Chechi et al. compared outcomes and procedural success rates from 92 patients with STEMI due to ST with 98 patients with de novo STEMI. All patients underwent primary PCI. Patients with ST had a lower likelihood of successful reperfusion (odds ratio 6.8, P =.004), higher distal embolization rates, and higher rates of in-hospital major adverse cardiovascular events (MACE). Patients in the ST group had a higher in-hospital MACE rate (25.6% vs. 9.2%, P =.003), with higher mortality, reinfarction, and target vessel revascularization rates but not stroke rate, which was similar between the two groups (17.4% vs. 7.1%, P =.03; 8.1% vs. 1%, P =.02; 9.3% vs. 2%, P =.009; 0% vs. 1%, P =.3, respectively).

Primary PCI is considered the therapy of choice for STEMI. There are, however, numerous limitations with logistics being the major one. It is now well established that in patients with total ischemic time (from onset of chest pain) <1 h, fibrinolytic therapy has the same success rate and clinical outcomes as compared to PCI . The absolute risk reduction in death, reinfarction, and stroke conferred by primary PCI over fibrinolysis is lost if the PCI-related time delay (door-to-balloon time−door-to-needle time) is >1 h. Hence when a substantial delay in initiating primary PCI is anticipated, reperfusion therapy with fibrinolytic agents should be strongly considered . This would be all the more important in the setting of an ST given the several-fold higher adverse outcome rates.

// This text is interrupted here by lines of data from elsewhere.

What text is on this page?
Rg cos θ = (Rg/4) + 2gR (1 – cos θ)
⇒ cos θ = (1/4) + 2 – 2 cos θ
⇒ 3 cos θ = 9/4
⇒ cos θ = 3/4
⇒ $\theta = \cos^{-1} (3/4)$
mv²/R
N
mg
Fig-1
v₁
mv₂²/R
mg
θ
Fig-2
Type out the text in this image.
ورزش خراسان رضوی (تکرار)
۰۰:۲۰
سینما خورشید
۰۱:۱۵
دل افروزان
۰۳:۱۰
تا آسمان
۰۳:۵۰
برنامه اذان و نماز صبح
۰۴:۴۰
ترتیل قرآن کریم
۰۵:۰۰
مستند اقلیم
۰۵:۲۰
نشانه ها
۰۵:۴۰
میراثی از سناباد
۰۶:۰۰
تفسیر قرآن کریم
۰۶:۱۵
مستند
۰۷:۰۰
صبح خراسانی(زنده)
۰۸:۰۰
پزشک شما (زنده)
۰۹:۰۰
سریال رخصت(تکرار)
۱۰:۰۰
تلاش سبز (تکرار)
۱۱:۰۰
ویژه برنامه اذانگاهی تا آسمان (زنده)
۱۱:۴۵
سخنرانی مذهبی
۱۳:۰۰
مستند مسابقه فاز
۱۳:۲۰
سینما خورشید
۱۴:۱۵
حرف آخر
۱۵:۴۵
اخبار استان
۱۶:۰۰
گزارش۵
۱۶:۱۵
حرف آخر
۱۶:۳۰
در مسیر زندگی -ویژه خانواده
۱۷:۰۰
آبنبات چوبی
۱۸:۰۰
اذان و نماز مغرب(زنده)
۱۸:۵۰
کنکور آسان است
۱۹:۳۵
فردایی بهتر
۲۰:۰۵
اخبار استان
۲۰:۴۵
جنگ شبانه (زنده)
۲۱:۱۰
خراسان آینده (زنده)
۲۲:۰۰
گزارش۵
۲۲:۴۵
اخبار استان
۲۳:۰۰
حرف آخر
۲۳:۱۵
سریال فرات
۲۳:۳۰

One important issue pertains to establishing the precise diagnosis of ST, especially late and very late ST. Diagnosing late or very late ST may be particularly challenging as events could occur secondary to restenosis and target lesion revascularization, especially if an additional or different stent is implanted at that time . Given this challenge, the Academic Research Consortium (ARC) has formulated consensus definitions for DES study end points . Accordingly, ST is defined as definite (confirmation of thrombus either at angiography, autopsy, or thrombectomy), probable (any MI that is related to documented acute ischemia in the territory of the implanted stent without angiographic confirmation of ST and in the absence of any other obvious cause), or possible (clinical definition of possible ST is considered to have occurred with any unexplained death from 30 days after intracoronary stenting until end of trial follow-up). Our patient met the criteria for both definite and probable ST per ARC criteria. Moreover, the ARC recommends the combination of adjudicated definite and probable ST to best characterize very late ST. It should be noted that the ARC definitions require evidence of a clinical event and do not include silent late occlusions as manifestations of ST.

Sciahbasi et al. recently reported four cases of successful fibrinolytic therapy for ST. All cases had a very short symptom-to-treatment time (<50 min). Bowater et al. also presented a case of successful thrombolysis with tenecteplast and adjunctive glycoprotein IIb/IIIa inhibitor for subacute ST. Similarly, our patient received fibrinolytic therapy within 30 min of onset of chest pain and had near complete ST-segment resolution at 90 min.

Taken together, these cases demonstrate the feasibility, safety, and efficacy of fibrinolytic therapy for LST without the need for further mechanical intervention. It is very important to appreciate that success (immediate and long-term) of fibrinolytic therapy is largely contingent on symptom-to-treatment time.